O livro-símbolo de 2018 foi “Como as Democracias Morrem”, de SteveLevitsky e Daniel Ziblatt. Trata-se de uma análise dos riscos que a eleição de Trump trouxe para a democracia americana feita por cientistas políticos que conhecem como poucos a história dos retrocessos democráticos recentes em lugares como Venezuela, Turquia, Hungria e Polônia.

Já sobre a crise da democracia mesmo onde ela ainda funciona, o destaque fica com “The People vs. Democracy”, de Yascha Mounk, que sairá no Brasil em abril de 2019. Entre os vários insights do livro, destaque para a discussão sobre “liberalismo não democrático” (a tecnocracia, a judicialização) e “democracia não liberal” (os variados populismos).
Na mesma linha, “Como a democracia chega ao fim”, de David Runciman, já valeria só pela discussão das dificuldades políticas trazidas por questões que talvez sejam grandes demais (aquecimento global) ou pequenas demais (epidemia de drogas) para um governo democrático.
“Fascismo: um Alerta”, da ex-secretária de Estado americana Madaleine Albright, é um alerta antiautoritário muito bem-feito por uma autora que conheceu os totalitarismos do século 20 e sabe o quanto o consenso democrático dos anos 90, apesar de tudo, merece ser defendido.
E, se você quer saber mais sobre a crise econômica que ajudou a criar e/ou acelerar todas essas crises políticas até o inferno, “Crashed”, de Adam Tooze, é um livraço, uma magistral história do crash de 2008, com ênfase na dificuldade política de proporcionar soluções nacionais para uma crise financeira eminentemente global.
No Brasil, os melhores livros também foram sobre crise: “Dinheiro, Eleições e Poder”, de Bruno Carazza, é uma investigação minuciosa sobre corrupção e financiamento de campanha informada pelos resultados da Lava Jato. Sugiro lê-lo em companhia de “Presidencialismo de Coalizão”, de Sergio Abranches, o cara que inventou o conceito que dá título ao livro, e agora escreveu uma história do negócio. E feche com a discussão sobre a atuação do Supremo nos últimos anos em “A Batalha dos Poderes”, de Oscar Vilhena Vieira.

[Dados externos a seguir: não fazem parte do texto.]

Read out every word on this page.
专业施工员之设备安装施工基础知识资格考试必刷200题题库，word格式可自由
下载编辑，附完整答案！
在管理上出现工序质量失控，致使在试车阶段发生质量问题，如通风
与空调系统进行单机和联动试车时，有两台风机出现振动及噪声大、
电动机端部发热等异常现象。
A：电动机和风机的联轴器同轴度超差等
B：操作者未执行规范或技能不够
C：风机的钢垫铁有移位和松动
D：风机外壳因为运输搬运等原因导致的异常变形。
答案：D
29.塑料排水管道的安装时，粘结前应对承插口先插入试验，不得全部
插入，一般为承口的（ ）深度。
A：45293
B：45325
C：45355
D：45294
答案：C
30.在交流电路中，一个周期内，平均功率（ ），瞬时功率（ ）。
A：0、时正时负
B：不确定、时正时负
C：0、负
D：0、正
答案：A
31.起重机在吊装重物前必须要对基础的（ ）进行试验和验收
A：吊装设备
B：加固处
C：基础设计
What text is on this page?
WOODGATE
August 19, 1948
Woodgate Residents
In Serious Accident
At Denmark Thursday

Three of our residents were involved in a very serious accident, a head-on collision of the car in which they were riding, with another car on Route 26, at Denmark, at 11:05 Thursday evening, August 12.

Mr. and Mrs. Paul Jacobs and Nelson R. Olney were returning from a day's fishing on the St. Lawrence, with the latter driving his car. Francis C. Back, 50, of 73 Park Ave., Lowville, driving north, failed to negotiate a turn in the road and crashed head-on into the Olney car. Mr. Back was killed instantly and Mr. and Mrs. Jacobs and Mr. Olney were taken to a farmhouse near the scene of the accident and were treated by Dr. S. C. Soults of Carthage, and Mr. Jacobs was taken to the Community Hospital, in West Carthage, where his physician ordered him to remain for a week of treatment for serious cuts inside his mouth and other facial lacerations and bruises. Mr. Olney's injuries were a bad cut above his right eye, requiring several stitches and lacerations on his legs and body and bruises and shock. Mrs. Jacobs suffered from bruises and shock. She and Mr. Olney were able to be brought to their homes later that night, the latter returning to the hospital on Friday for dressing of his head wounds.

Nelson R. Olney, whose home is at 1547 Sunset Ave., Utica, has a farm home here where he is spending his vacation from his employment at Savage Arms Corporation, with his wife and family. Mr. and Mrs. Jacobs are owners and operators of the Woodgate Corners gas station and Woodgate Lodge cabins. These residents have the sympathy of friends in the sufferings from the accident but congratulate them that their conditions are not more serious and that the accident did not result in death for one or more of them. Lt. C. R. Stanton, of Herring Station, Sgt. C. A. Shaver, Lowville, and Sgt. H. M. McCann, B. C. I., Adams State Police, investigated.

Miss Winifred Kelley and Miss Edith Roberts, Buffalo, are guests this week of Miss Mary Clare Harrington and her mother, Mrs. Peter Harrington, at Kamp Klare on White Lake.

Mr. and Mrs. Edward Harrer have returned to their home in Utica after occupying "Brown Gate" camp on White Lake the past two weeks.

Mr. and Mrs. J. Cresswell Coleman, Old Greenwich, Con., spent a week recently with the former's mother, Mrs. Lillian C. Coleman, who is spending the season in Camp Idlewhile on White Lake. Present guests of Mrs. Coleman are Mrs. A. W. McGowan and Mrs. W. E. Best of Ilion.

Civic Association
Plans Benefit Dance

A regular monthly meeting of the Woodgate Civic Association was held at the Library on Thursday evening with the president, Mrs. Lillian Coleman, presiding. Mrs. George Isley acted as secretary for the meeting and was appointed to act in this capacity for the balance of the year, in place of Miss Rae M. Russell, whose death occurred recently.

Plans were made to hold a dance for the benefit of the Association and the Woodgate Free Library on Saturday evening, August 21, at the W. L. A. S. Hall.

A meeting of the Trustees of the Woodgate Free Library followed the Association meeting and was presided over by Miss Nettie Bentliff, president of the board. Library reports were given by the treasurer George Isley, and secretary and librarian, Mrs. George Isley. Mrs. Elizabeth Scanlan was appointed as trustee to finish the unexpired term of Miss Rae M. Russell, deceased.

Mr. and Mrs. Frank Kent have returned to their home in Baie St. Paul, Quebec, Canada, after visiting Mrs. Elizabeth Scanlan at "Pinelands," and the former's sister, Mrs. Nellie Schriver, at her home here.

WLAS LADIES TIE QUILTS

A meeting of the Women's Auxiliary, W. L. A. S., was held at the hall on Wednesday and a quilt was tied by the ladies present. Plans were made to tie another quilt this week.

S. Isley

Em 2018 começaram a sair as análises de esquerda da crise do petismo. “O Lulismo em Crise”, de André Singer, é uma discussão sobre o período Dilma feita pelo autor do que ainda é o melhor livro sobre a era Lula. “Valsa Brasileira”, de Laura Carvalho, mostra como a “Nova Matriz Econômica” foi inspirada na “Agenda Fiesp", um programa de incentivos à indústria que, enfim, vejam aí no que deu.
Sobre as guerras culturais que acompanham e aprofundam a crise atual, não deixe de ler o livro-reportagem “Em Nome de Quem? A Bancada Evangélica e seu Projeto de Poder”, de Andrea Dip. Nesses dias de governantes moleques se fazendo de homens, um bom antídoto é “Mulheres e Poder: um Manifesto”, da excelente historiadora britânica Mary Beard.
E, enfim, saindo da crise para o crônico, finalmente saiu em livro a tese de doutorado de Pedro Ferreira de Souza, “Uma História da Desigualdade: a Concentração de Renda entre os Ricos no Brasil (1926-2013)”, o melhor trabalho de ciências sociais feito no Brasil nos últimos anos.
Torçamos para que daqui a alguns anos os livros sejam sobre outra coisa, e não porque foram censurados.